Dukungan Penuh ID FOOD terhadap Penindakan Peredaran Gula Rafinasi Ilegal
Holding BUMN Pangan ID FOOD menyatakan dukungan penuh terhadap langkah tegas yang diambil oleh Satuan Tugas (Satgas) Pangan Polri dalam menangani peredaran ilegal gula rafinasi di pasar konsumsi. Peredaran produk tersebut dinilai dapat merusak tatanan pasar dan merugikan berbagai pihak, termasuk petani tebu, pelaku industri gula konsumsi, hingga konsumen.
Vice President (VP) Sekretaris Perusahaan ID FOOD, Yosdian Adi Pramono, menjelaskan bahwa dukungan ini merupakan bentuk komitmen perusahaan dalam menjaga integritas produk pangan nasional serta mendukung ekosistem pasar yang sehat dan adil. Menurutnya, ID FOOD sangat mendukung upaya Satgas Pangan dalam menertibkan praktik-praktik ilegal yang merusak tata niaga pangan nasional.
“Kami juga mengapresiasi Polda Jateng yang telah berhasil mengungkap dan menangkap pelaku praktik produsen gula oplosan ilegal yang berlokasi di Kabupaten Banyumas,” ujar Yosdian dalam keterangan tertulis di Jakarta.
Dampak Negatif dari Peredaran Gula Rafinasi
Yosdian menyebutkan bahwa ID FOOD sebagai produsen gula sangat dirugikan dengan merembesnya gula rafinasi ke pasar konsumsi. Contohnya adalah kasus yang baru-baru ini diungkap Polda Jateng di Banyumas. Pelaku mencampur gula rafinasi dengan gula kristal putih pabrik, lalu mengemasnya dengan karung bekas bermerek ID FOOD, yaitu Raja Gula.
Selain merugikan ID FOOD sebagai produsen resmi Raja Gula, tindakan ini juga mencederai hak-hak masyarakat. “Hal ini juga merugikan masyarakat karena mendapatkan produk gula yang tidak sesuai dengan kualitas asli. Konsumen tidak memperoleh produk dengan standar yang baik,” jelas Yosdian.
Peredaran ilegal gula rafinasi juga berdampak pada ekosistem industri gula nasional. Rembesan gula rafinasi ke pasar konsumsi menyebabkan penurunan harga dan serapan gula kristal putih (GKP) hasil produksi petani lokal.
“Penurunan serapan ini berpotensi menyebabkan kerugian pada petani tebu dan menekan harga di tingkat lelang, yang pada akhirnya mengganggu keberlangsungan ekosistem gula nasional yang tengah berjuang menuju swasembada,” ucap Yosdian.
Dampak Langsung pada Industri Gula
Sebagai pelaku industri gula nasional yang mengandalkan produksi dari kemitraan dengan puluhan ribu petani tebu lokal, ID FOOD merasakan langsung dampak negatif dari merembesnya gula rafinasi ke pasar konsumsi. “Salah satu dampak langsung yang kami rasakan, selama periode Mei hingga Juni 2025, anak usaha ID FOOD di industri gula yaitu PT PG Rajawali I mencatat penurunan penyerapan gula kristal putih. Hal ini terlihat dari melemahnya lelang gula, bahkan hingga tidak ada penawaran sama sekali pada pelaksanaan lelang di pekan ketiga Juni. Situasi ini menciptakan tekanan berat bagi industri gula, khususnya di tingkat hulu,” jelasnya.

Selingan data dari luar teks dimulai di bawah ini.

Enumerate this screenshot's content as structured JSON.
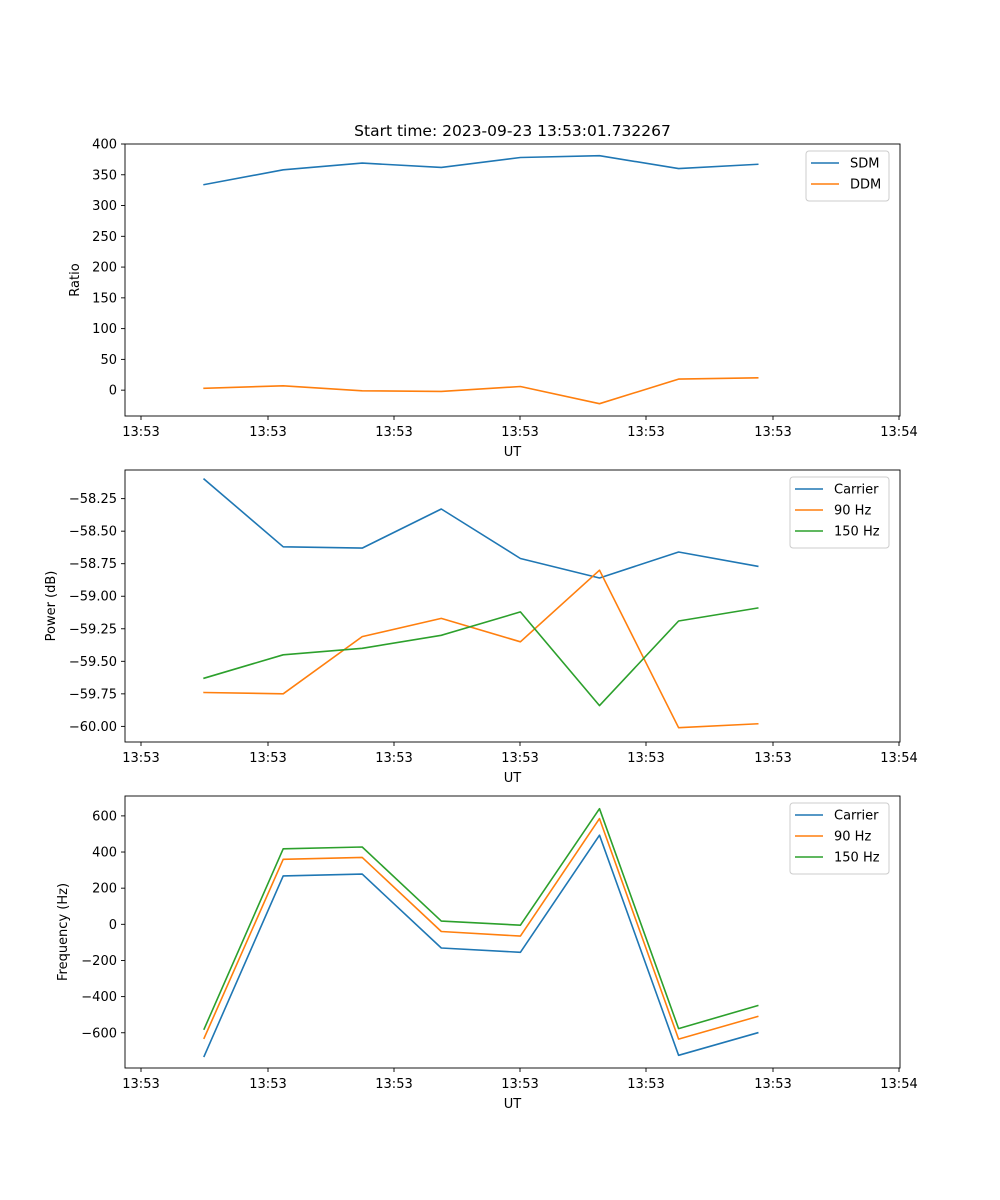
{
  "chart_data": [
    {
      "type": "line",
      "title": "Start time: 2023-09-23 13:53:01.732267",
      "xlabel": "UT",
      "ylabel": "Ratio",
      "xticks": [
        "13:53",
        "13:53",
        "13:53",
        "13:53",
        "13:53",
        "13:53",
        "13:54"
      ],
      "xlim": [
        -0.125,
        1.1
      ],
      "x": [
        0,
        0.125,
        0.25,
        0.375,
        0.5,
        0.625,
        0.75,
        0.875
      ],
      "ylim": [
        -42,
        400
      ],
      "yticks": [
        0,
        50,
        100,
        150,
        200,
        250,
        300,
        350,
        400
      ],
      "ytick_labels": [
        "0",
        "50",
        "100",
        "150",
        "200",
        "250",
        "300",
        "350",
        "400"
      ],
      "legend": "top-right",
      "series": [
        {
          "name": "SDM",
          "color": "#1f77b4",
          "values": [
            334,
            358,
            369,
            362,
            378,
            381,
            360,
            367
          ]
        },
        {
          "name": "DDM",
          "color": "#ff7f0e",
          "values": [
            3,
            7,
            -1,
            -2,
            6,
            -22,
            18,
            20
          ]
        }
      ]
    },
    {
      "type": "line",
      "title": "",
      "xlabel": "UT",
      "ylabel": "Power (dB)",
      "xticks": [
        "13:53",
        "13:53",
        "13:53",
        "13:53",
        "13:53",
        "13:53",
        "13:54"
      ],
      "xlim": [
        -0.125,
        1.1
      ],
      "x": [
        0,
        0.125,
        0.25,
        0.375,
        0.5,
        0.625,
        0.75,
        0.875
      ],
      "ylim": [
        -60.12,
        -58.03
      ],
      "yticks": [
        -60.0,
        -59.75,
        -59.5,
        -59.25,
        -59.0,
        -58.75,
        -58.5,
        -58.25
      ],
      "ytick_labels": [
        "−60.00",
        "−59.75",
        "−59.50",
        "−59.25",
        "−59.00",
        "−58.75",
        "−58.50",
        "−58.25"
      ],
      "legend": "top-right",
      "series": [
        {
          "name": "Carrier",
          "color": "#1f77b4",
          "values": [
            -58.1,
            -58.62,
            -58.63,
            -58.33,
            -58.71,
            -58.86,
            -58.66,
            -58.77
          ]
        },
        {
          "name": "90 Hz",
          "color": "#ff7f0e",
          "values": [
            -59.74,
            -59.75,
            -59.31,
            -59.17,
            -59.35,
            -58.8,
            -60.01,
            -59.98
          ]
        },
        {
          "name": "150 Hz",
          "color": "#2ca02c",
          "values": [
            -59.63,
            -59.45,
            -59.4,
            -59.3,
            -59.12,
            -59.84,
            -59.19,
            -59.09
          ]
        }
      ]
    },
    {
      "type": "line",
      "title": "",
      "xlabel": "UT",
      "ylabel": "Frequency (Hz)",
      "xticks": [
        "13:53",
        "13:53",
        "13:53",
        "13:53",
        "13:53",
        "13:53",
        "13:54"
      ],
      "xlim": [
        -0.125,
        1.1
      ],
      "x": [
        0,
        0.125,
        0.25,
        0.375,
        0.5,
        0.625,
        0.75,
        0.875
      ],
      "ylim": [
        -795,
        710
      ],
      "yticks": [
        -600,
        -400,
        -200,
        0,
        200,
        400,
        600
      ],
      "ytick_labels": [
        "−600",
        "−400",
        "−200",
        "0",
        "200",
        "400",
        "600"
      ],
      "legend": "top-right",
      "series": [
        {
          "name": "Carrier",
          "color": "#1f77b4",
          "values": [
            -730,
            268,
            278,
            -131,
            -155,
            493,
            -725,
            -600
          ]
        },
        {
          "name": "90 Hz",
          "color": "#ff7f0e",
          "values": [
            -630,
            360,
            370,
            -40,
            -65,
            585,
            -635,
            -510
          ]
        },
        {
          "name": "150 Hz",
          "color": "#2ca02c",
          "values": [
            -580,
            418,
            428,
            18,
            -5,
            640,
            -577,
            -450
          ]
        }
      ]
    }
  ]
}
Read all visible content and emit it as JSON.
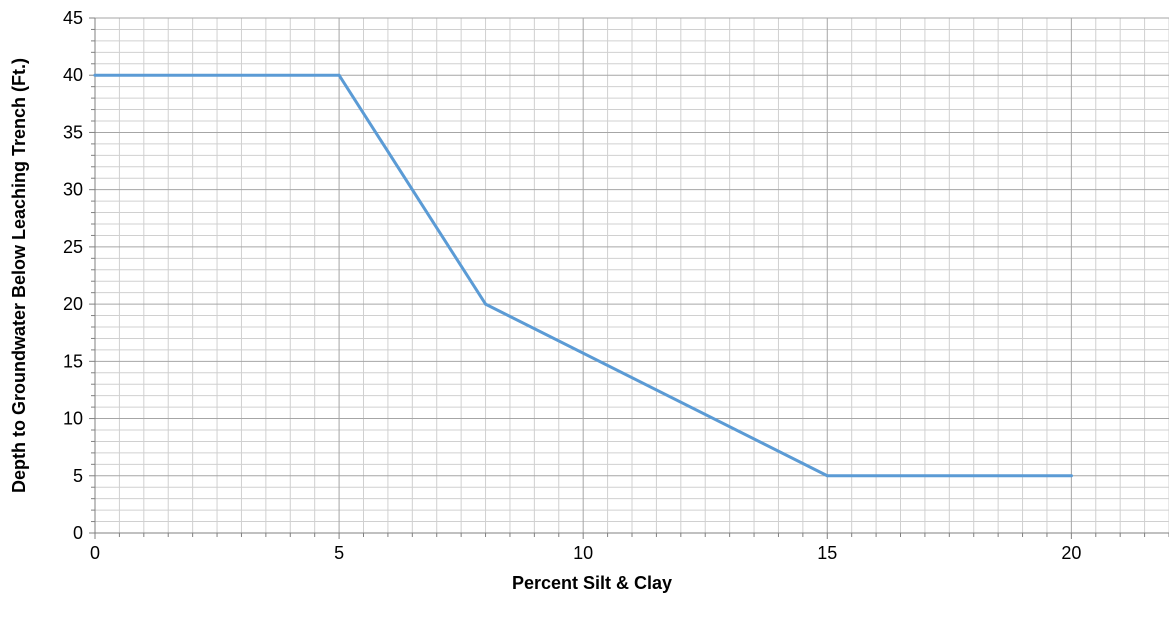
{
  "chart_data": {
    "type": "line",
    "title": "",
    "xlabel": "Percent Silt & Clay",
    "ylabel": "Depth to Groundwater Below Leaching Trench (Ft.)",
    "xlim": [
      0,
      22
    ],
    "ylim": [
      0,
      45
    ],
    "x_ticks": [
      0,
      5,
      10,
      15,
      20
    ],
    "y_ticks": [
      0,
      5,
      10,
      15,
      20,
      25,
      30,
      35,
      40,
      45
    ],
    "x_minor_step": 0.5,
    "y_minor_step": 1,
    "grid": true,
    "legend": "none",
    "series": [
      {
        "color": "#5b9bd5",
        "x": [
          0,
          5,
          8,
          15,
          20
        ],
        "y": [
          40,
          40,
          20,
          5,
          5
        ]
      }
    ]
  }
}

Yosdian menambahkan bahwa situasi ini telah dilaporkan kepada Satgas Pangan Polri serta instansi terkait, dan ia mengapresiasi langkah cepat aparat penegak hukum dalam menindak pelaku.
Kolaborasi untuk Pasar yang Sehat
Untuk mencegah kondisi ini terulang, Yosdian menekankan pentingnya kolaborasi antara BUMN pangan, aparat penegak hukum, dan para pelaku usaha guna menjaga tata niaga komoditas pangan agar tetap sehat, adil, dan sesuai regulasi. ID FOOD sebagai Holding BUMN Pangan berkomitmen terus mengawal keamanan pangan nasional dan melindungi hak konsumen.
Ke depan, ID FOOD mengajak masyarakat untuk mewaspadai dan melaporkan peredaran produk gula yang mencurigakan. “Kami berharap langkah ini dapat menjadi titik awal pembersihan pasar dari praktik-praktik ilegal yang merugikan banyak pihak, termasuk petani, industri pengolahan, dan masyarakat luas. Kami juga akan terus melakukan edukasi bahwa gula rafinasi hanya diperuntukkan bagi industri makanan dan minuman, bukan untuk dikonsumsi langsung oleh masyarakat,” kata Yosdian.